Does every human being need to be able to identify the author’s tone in a bone-dry passage about fossils in order to be a contributing member to society?
You know why?
This kid who can’t fully comprehend the symbolism in everything he or she is reading, will still go on to make a fine living as a Union pipefitter or a welder, even if he or she does only score a 12 on the ACT. And if you’ve been out of high school for awhile, just so you know, every student is required to take the ACT now, even those not planning on going to college. Even those who have been diagnosed with severe learning disabilities have to take the ACT. And then the state uses that information to provide funding for schools and continues to use this unreliable and invalid data to label whether or not the school is a failure. The rich get richer. The elite get more elitist. The poor get poorer. The working class gets ignored once again.
Here’s the thing: right now our society is in desperate need of skilled workers. We need people to build roads and fix pipes and grow crops we can actually eat straight from the field. We don’t need millions more college graduates with billions of dollars in student loan debt when there are no jobs available for them. Our society doesn’t need everyone to go to college. (But banks do).
Sixty years ago a person could work in a factory for his whole life and provide comfortably for his family without a college education. Now, two working adults with college degrees can barely make ends meet. Now, we have to outsource to other countries for our manufacturing needs because working a white-collar job in a factory became stigmatized and we’d rather have people who don’t look like us do it in countries far away for a fraction of the wage, while we sit on our asses and hold out for a management position at a distribution warehouse where we push boxes of crap around that was imported from other countries because we don’t even know how to make anything here anymore.
So now what?
This system is broken. It’s shattered. And in order to change it, in order to make anything socially just or logical requires billions of dollars and the backing of even more people with billions of dollars.
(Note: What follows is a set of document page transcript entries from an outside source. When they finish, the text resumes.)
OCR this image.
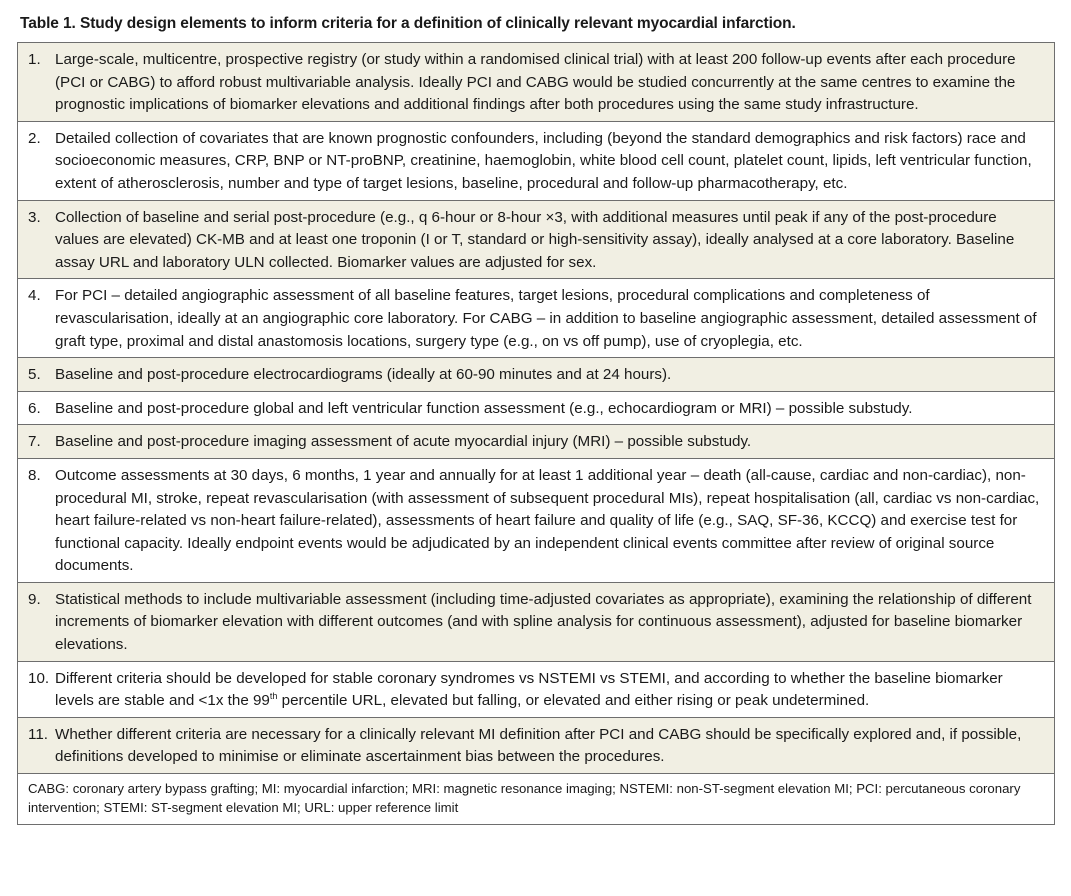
Table 1. Study design elements to inform criteria for a definition of clinically relevant myocardial infarction.
1. Large-scale, multicentre, prospective registry (or study within a randomised clinical trial) with at least 200 follow-up events after each procedure (PCI or CABG) to afford robust multivariable analysis. Ideally PCI and CABG would be studied concurrently at the same centres to examine the prognostic implications of biomarker elevations and additional findings after both procedures using the same study infrastructure.
2. Detailed collection of covariates that are known prognostic confounders, including (beyond the standard demographics and risk factors) race and socioeconomic measures, CRP, BNP or NT-proBNP, creatinine, haemoglobin, white blood cell count, platelet count, lipids, left ventricular function, extent of atherosclerosis, number and type of target lesions, baseline, procedural and follow-up pharmacotherapy, etc.
3. Collection of baseline and serial post-procedure (e.g., q 6-hour or 8-hour ×3, with additional measures until peak if any of the post-procedure values are elevated) CK-MB and at least one troponin (I or T, standard or high-sensitivity assay), ideally analysed at a core laboratory. Baseline assay URL and laboratory ULN collected. Biomarker values are adjusted for sex.
4. For PCI – detailed angiographic assessment of all baseline features, target lesions, procedural complications and completeness of revascularisation, ideally at an angiographic core laboratory. For CABG – in addition to baseline angiographic assessment, detailed assessment of graft type, proximal and distal anastomosis locations, surgery type (e.g., on vs off pump), use of cryoplegia, etc.
5. Baseline and post-procedure electrocardiograms (ideally at 60-90 minutes and at 24 hours).
6. Baseline and post-procedure global and left ventricular function assessment (e.g., echocardiogram or MRI) – possible substudy.
7. Baseline and post-procedure imaging assessment of acute myocardial injury (MRI) – possible substudy.
8. Outcome assessments at 30 days, 6 months, 1 year and annually for at least 1 additional year – death (all-cause, cardiac and non-cardiac), non-procedural MI, stroke, repeat revascularisation (with assessment of subsequent procedural MIs), repeat hospitalisation (all, cardiac vs non-cardiac, heart failure-related vs non-heart failure-related), assessments of heart failure and quality of life (e.g., SAQ, SF-36, KCCQ) and exercise test for functional capacity. Ideally endpoint events would be adjudicated by an independent clinical events committee after review of original source documents.
9. Statistical methods to include multivariable assessment (including time-adjusted covariates as appropriate), examining the relationship of different increments of biomarker elevation with different outcomes (and with spline analysis for continuous assessment), adjusted for baseline biomarker elevations.
10. Different criteria should be developed for stable coronary syndromes vs NSTEMI vs STEMI, and according to whether the baseline biomarker levels are stable and <1x the 99th percentile URL, elevated but falling, or elevated and either rising or peak undetermined.
11. Whether different criteria are necessary for a clinically relevant MI definition after PCI and CABG should be specifically explored and, if possible, definitions developed to minimise or eliminate ascertainment bias between the procedures.
CABG: coronary artery bypass grafting; MI: myocardial infarction; MRI: magnetic resonance imaging; NSTEMI: non-ST-segment elevation MI; PCI: percutaneous coronary intervention; STEMI: ST-segment elevation MI; URL: upper reference limit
And we try to speak up when high school trade programs that build houses for communities are cut so administrators can make six figures instead of five. And I go teach in a rural high school classroom every day and tell the kids with 12s on their ACT to not take it personally, to throw themselves into the mechanics or farming that they enjoy doing because that is what matters. I see through the smoke and mirrors and so do they and the first step is to talk about it.
And it feels good to have skilled people on your side. I strongly suggest you get some on your side, too. Because, honestly, at the rate everything’s going, when the ice caps melt or the epidemic breaks loose, I’d much rather be surrounded by people who know how to grow, fix, and build. Those are the skills we’re going to need in order to start over.